The American Medical Association and American College of Physicians
do not take a position on the legalization of medical cannabis, but
have called for the Schedule I classification of cannabis to be
reviewed. The American Academy of Family Physicians similarly does not take a position, but does support rescheduling in order to facilitate research. The American Cancer Society and American Psychological Association
have noted the obstacles that exist for conducting research on
cannabis, and have called on the federal government to better enable
scientific study of the drug.
Recreational use
The authors of a report on a 2011 survey of medical cannabis users
say that critics have suggested that some users "game the system" to
obtain medical cannabis ostensibly for treatment of a condition, but
then use it for nonmedical purposes – though the truth of this claim is
hard to measure. The report authors suggested rather that medical cannabis users occupied a "continuum" between medical and nonmedical use.
Brand names
In the US, the FDA has approved two oral cannabinoids for use as medicine: dronabinol and nabilone. Dronabinol, synthetic THC, is listed as Schedule II. Nabilone, a synthetic cannabinoid, is also Schedule II, indicating high potential for side effects and addiction. Both received approval for sale in the US in 1985, under the brand names Marinol and Cesamet. Nabiximols, an oromucosal spray derived from two strains of Cannabis sativa and containing THC and CBD, is not approved in the United States, but is approved in several European countries, Canada, and New Zealand as of 2013.
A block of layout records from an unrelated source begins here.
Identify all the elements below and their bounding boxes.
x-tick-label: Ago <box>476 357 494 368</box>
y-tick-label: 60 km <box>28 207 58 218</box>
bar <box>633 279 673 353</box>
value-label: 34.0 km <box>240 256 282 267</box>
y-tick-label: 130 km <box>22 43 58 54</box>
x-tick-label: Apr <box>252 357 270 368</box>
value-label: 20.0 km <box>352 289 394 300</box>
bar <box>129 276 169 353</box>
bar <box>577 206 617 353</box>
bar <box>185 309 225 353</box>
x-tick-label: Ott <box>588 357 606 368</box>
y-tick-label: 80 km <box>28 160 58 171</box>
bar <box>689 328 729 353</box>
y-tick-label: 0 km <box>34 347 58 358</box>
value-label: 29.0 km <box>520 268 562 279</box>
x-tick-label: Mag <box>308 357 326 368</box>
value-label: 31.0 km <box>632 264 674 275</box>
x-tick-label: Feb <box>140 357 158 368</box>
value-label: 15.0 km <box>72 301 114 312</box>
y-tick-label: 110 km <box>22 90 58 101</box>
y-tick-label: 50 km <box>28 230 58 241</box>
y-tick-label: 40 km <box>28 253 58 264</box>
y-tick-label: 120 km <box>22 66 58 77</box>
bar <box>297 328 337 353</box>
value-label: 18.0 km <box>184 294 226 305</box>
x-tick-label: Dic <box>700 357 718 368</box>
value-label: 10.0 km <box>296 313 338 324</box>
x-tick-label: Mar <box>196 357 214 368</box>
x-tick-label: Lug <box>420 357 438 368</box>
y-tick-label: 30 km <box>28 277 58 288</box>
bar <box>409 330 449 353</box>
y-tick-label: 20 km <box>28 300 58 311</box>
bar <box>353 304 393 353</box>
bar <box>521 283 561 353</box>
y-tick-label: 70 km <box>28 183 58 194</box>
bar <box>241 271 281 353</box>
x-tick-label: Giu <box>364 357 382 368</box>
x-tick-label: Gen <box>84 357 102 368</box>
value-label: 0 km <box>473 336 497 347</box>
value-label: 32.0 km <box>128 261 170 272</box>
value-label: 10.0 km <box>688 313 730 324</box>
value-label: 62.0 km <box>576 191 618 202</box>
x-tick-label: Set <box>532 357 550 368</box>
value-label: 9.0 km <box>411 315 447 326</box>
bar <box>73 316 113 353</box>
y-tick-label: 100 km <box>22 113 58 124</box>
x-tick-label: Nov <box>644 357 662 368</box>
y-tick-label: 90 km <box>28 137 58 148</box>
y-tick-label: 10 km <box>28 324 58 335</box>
As of 2018, medical marijuana in Canada is being legally distributed to
registered patients in bud, drops and capsule forms by such companies
as Canopy Growth Corp. and Aurora Cannabis.
| Generic medication |
Brand name(s) |
Country | Licensed indications |
|---|---|---|---|
| Nabilone | Cesamet | U.S., Canada | Antiemetic (treatment of nausea or vomiting) associated with chemotherapy that has failed to respond adequately to conventional therapy |
| Dronabinol | Marinol | ||
| Syndros | U.S. | Anorexia associated with AIDS–related weight loss | |
| Nabiximols | Sativex | Canada, New Zealand, majority of the EU |
Limited treatment for spasticity and neuropathic pain associated with multiple sclerosis and intractable cancer pain. |
As an antiemetic,
these medications are usually used when conventional treatment for
nausea and vomiting associated with cancer chemotherapy fail to work.
Nabiximols
is used for treatment of spasticity associated with MS when other
therapies have not worked, and when an initial trial demonstrates
"meaningful improvement". Trials for FDA approval in the US are underway. It is also approved in several European countries for overactive bladder and vomiting. When sold under the trade name Sativex as a mouth spray, the prescribed daily dose in Sweden delivers a maximum of 32.4 mg of THC and 30 mg of CBD; mild to moderate dizziness is common during the first few weeks.
Relative to inhaled consumption, peak concentration of oral THC
is delayed, and it may be difficult to determine optimal dosage because
of variability in patient absorption.
In 1964, Albert Lockhart and Manley West began studying the
health effects of traditional cannabis use in Jamaican communities. They
developed, and in 1987 gained permission to market, the pharmaceutical
"Canasol", one of the first cannabis extracts.
Research
Medical cannabis research includes any medical research on using cannabis as a treatment for any medical condition. For reasons including increased popular support of cannabis use, a trend of cannabis legalization,
and the perception of medical usefulness, more scientists are doing
medical cannabis research. Medical cannabis is unusually broad as a
treatment for many conditions, each of which has its own state of
research. Similarly, various countries conduct and respond to medical
cannabis research in different ways.